To check the current maxHeapSize
setting, execute the following command on your cluster:
kubectl get sts -n NAMESPACE apigee-cassandra-default -o=jsonpath='{.spec.template.spec.containers[].env[?(@.name=="MAX_HEAP_SIZE")]}'
To check the current heapNewSize
setting, execute the following command on your cluster:
kubectl get sts -n NAMESPACE apigee-cassandra-default -o=jsonpath='{.spec.template.spec.containers[].env[?(@.name=="HEAP_NEWSIZE")]}'
For more information on these property settings, see the Configuration property reference.
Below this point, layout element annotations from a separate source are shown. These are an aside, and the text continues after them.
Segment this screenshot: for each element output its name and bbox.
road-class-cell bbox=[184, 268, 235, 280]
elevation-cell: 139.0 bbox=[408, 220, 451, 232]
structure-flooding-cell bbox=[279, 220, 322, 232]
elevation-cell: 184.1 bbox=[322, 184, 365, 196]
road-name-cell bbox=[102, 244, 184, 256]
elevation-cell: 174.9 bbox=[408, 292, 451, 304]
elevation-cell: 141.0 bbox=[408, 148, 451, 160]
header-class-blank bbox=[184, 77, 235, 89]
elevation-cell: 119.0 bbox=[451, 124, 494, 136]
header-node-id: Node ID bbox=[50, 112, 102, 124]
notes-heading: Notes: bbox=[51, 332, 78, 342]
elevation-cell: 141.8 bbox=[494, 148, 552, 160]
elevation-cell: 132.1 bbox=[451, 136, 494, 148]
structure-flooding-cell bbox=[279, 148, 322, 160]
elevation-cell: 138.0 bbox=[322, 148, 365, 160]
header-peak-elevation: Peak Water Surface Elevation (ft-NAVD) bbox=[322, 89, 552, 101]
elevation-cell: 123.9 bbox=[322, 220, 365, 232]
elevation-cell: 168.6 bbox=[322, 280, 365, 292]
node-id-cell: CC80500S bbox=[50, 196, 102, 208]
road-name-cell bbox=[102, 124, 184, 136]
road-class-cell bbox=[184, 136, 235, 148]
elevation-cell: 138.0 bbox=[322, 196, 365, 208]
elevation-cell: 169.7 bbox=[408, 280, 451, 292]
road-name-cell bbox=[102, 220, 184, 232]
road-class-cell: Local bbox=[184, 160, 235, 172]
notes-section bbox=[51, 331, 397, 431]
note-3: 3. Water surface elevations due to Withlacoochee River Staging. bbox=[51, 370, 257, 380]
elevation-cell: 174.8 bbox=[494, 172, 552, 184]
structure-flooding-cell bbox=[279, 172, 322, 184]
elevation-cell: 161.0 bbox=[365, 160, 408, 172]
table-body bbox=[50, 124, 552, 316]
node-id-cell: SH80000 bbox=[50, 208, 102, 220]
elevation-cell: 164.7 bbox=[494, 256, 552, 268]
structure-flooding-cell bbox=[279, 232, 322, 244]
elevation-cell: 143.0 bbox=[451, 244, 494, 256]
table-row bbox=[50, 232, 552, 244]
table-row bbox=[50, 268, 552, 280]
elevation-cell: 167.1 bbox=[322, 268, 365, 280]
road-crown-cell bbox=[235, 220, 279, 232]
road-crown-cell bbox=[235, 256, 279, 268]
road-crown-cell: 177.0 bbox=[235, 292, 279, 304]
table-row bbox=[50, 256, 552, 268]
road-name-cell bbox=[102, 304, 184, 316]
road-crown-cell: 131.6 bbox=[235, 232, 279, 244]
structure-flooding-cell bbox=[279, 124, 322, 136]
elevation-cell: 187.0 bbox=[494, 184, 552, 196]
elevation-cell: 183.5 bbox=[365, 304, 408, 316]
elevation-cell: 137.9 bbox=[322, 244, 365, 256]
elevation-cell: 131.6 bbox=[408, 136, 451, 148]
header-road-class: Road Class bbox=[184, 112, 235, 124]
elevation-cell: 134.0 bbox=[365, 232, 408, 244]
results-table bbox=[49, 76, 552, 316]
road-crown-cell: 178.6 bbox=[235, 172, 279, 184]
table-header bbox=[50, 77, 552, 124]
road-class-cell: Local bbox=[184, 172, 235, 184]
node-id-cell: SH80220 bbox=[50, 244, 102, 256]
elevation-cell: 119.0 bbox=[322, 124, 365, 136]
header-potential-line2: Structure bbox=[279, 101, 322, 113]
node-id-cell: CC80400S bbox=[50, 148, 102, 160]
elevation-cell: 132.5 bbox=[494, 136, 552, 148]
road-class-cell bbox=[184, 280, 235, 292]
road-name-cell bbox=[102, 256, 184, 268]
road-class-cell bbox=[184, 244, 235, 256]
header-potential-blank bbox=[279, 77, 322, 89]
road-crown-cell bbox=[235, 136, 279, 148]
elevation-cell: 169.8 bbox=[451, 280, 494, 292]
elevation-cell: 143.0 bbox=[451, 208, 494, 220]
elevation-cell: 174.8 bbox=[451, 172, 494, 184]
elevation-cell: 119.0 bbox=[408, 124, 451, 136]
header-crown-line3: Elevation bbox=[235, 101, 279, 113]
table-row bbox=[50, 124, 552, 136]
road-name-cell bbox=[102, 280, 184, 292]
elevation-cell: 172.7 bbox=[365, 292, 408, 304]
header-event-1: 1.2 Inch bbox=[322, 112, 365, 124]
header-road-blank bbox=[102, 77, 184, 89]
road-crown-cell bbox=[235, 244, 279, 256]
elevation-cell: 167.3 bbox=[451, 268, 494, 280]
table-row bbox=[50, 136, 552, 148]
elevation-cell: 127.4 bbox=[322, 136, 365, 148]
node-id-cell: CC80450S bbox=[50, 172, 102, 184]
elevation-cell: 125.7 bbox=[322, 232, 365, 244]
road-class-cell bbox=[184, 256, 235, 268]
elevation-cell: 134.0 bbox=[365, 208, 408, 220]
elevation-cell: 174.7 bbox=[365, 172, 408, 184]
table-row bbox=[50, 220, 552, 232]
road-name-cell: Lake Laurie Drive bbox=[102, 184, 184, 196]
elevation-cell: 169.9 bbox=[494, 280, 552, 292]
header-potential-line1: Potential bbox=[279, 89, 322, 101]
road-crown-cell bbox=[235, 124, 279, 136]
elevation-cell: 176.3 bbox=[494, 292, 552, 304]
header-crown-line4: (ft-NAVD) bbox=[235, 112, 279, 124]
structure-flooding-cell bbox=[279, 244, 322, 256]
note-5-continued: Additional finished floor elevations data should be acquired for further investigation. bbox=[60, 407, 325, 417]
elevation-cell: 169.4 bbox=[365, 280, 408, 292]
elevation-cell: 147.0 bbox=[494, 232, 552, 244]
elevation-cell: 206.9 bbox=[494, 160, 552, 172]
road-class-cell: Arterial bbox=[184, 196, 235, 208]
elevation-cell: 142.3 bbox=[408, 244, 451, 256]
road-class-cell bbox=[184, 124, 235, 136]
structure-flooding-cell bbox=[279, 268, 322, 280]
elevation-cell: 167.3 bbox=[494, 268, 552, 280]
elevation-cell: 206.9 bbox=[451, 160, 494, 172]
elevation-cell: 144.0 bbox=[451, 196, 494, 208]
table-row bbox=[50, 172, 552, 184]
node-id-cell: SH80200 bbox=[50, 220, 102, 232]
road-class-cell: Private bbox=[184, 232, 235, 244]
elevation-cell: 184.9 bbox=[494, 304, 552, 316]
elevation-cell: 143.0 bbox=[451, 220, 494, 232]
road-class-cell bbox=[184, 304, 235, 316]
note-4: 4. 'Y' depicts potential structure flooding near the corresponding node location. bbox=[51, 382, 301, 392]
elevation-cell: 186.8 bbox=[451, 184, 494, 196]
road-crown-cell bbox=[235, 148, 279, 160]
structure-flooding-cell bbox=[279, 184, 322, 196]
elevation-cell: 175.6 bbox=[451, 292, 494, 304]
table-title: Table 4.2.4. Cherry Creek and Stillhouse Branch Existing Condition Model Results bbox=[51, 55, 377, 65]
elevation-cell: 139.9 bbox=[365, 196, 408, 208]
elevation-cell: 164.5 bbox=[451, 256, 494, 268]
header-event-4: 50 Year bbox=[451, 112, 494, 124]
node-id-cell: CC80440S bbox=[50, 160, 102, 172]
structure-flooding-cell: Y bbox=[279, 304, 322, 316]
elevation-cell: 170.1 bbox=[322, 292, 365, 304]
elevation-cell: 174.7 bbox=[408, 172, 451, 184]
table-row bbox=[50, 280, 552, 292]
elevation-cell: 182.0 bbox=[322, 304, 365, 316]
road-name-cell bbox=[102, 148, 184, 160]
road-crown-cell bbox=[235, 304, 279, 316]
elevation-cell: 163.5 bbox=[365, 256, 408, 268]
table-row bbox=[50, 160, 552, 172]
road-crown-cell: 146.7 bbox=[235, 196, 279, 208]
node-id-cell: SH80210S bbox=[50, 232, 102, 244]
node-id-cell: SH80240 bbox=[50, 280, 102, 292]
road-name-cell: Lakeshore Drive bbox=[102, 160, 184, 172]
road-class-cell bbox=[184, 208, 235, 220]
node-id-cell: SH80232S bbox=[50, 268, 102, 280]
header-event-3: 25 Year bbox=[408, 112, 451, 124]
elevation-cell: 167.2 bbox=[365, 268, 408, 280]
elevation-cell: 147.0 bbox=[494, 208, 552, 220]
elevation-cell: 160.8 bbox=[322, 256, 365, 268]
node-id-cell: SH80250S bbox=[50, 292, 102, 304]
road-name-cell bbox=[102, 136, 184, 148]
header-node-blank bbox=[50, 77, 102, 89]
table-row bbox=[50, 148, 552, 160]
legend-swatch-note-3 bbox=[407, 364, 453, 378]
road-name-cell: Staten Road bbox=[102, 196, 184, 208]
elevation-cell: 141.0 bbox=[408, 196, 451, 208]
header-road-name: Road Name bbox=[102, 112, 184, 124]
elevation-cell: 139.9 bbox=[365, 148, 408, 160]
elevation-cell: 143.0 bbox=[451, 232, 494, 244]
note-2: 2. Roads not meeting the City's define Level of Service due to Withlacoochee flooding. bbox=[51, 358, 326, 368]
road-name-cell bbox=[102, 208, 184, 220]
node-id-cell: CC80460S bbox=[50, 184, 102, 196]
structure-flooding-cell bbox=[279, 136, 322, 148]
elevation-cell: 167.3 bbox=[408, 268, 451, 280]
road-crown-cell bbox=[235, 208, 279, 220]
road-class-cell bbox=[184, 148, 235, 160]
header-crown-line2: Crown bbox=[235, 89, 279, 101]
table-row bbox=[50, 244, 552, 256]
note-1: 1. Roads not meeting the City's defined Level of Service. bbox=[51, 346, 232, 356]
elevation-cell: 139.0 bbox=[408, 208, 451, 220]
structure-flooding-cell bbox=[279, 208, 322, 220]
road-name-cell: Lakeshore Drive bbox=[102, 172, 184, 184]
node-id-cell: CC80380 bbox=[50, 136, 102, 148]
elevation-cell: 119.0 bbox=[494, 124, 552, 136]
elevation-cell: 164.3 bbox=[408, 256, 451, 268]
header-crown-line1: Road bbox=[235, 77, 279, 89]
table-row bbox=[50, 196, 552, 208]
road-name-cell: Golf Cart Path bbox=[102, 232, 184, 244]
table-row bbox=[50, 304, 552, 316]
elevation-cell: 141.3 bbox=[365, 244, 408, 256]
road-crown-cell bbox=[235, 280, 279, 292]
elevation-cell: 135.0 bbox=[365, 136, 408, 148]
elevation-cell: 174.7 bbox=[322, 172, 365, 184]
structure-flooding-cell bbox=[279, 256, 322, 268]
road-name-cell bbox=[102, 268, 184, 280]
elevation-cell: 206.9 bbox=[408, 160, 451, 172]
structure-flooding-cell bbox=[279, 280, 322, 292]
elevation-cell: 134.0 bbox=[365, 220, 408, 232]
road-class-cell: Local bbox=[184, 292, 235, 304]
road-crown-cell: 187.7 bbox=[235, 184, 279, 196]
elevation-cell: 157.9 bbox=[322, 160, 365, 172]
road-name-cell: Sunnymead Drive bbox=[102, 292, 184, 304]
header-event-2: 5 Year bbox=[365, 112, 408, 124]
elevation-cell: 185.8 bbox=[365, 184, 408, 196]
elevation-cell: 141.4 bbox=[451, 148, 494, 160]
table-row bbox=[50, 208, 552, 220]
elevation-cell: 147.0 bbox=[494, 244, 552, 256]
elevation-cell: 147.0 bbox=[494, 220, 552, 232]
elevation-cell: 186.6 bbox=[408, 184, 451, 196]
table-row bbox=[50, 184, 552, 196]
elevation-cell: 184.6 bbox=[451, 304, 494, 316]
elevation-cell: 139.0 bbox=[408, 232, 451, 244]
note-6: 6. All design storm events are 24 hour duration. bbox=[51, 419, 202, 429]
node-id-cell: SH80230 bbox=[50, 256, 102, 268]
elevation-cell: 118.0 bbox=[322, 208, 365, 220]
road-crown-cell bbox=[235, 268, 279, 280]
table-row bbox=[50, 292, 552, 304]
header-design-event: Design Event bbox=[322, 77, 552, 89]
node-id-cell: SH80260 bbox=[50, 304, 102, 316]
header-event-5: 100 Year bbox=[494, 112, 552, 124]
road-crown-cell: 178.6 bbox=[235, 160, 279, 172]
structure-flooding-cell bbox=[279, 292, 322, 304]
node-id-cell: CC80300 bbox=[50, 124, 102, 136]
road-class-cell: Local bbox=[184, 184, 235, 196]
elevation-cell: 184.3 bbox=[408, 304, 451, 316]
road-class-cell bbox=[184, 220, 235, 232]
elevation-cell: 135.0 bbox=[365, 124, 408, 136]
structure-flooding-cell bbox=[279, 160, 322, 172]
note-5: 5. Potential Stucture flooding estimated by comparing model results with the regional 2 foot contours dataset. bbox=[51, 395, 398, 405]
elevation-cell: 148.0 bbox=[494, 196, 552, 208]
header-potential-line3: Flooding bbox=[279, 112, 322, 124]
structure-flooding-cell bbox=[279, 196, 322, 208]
Use SSD storage for production deployments
For the Cassandra database, the hybrid runtime only supports using dynamically created persistent volumes to store data. Local solid state disk (SSD) drives are not supported.
If you do not currently have SSD configured for Cassandra, you must configure a StorageClass definition that is backed by a solid-state drive (SSD) and make it the default class. See StorageClass configuration for detailed steps.
Follow the instructions in StorageClass configuration if you want to change the default Kubernetes StorageClass.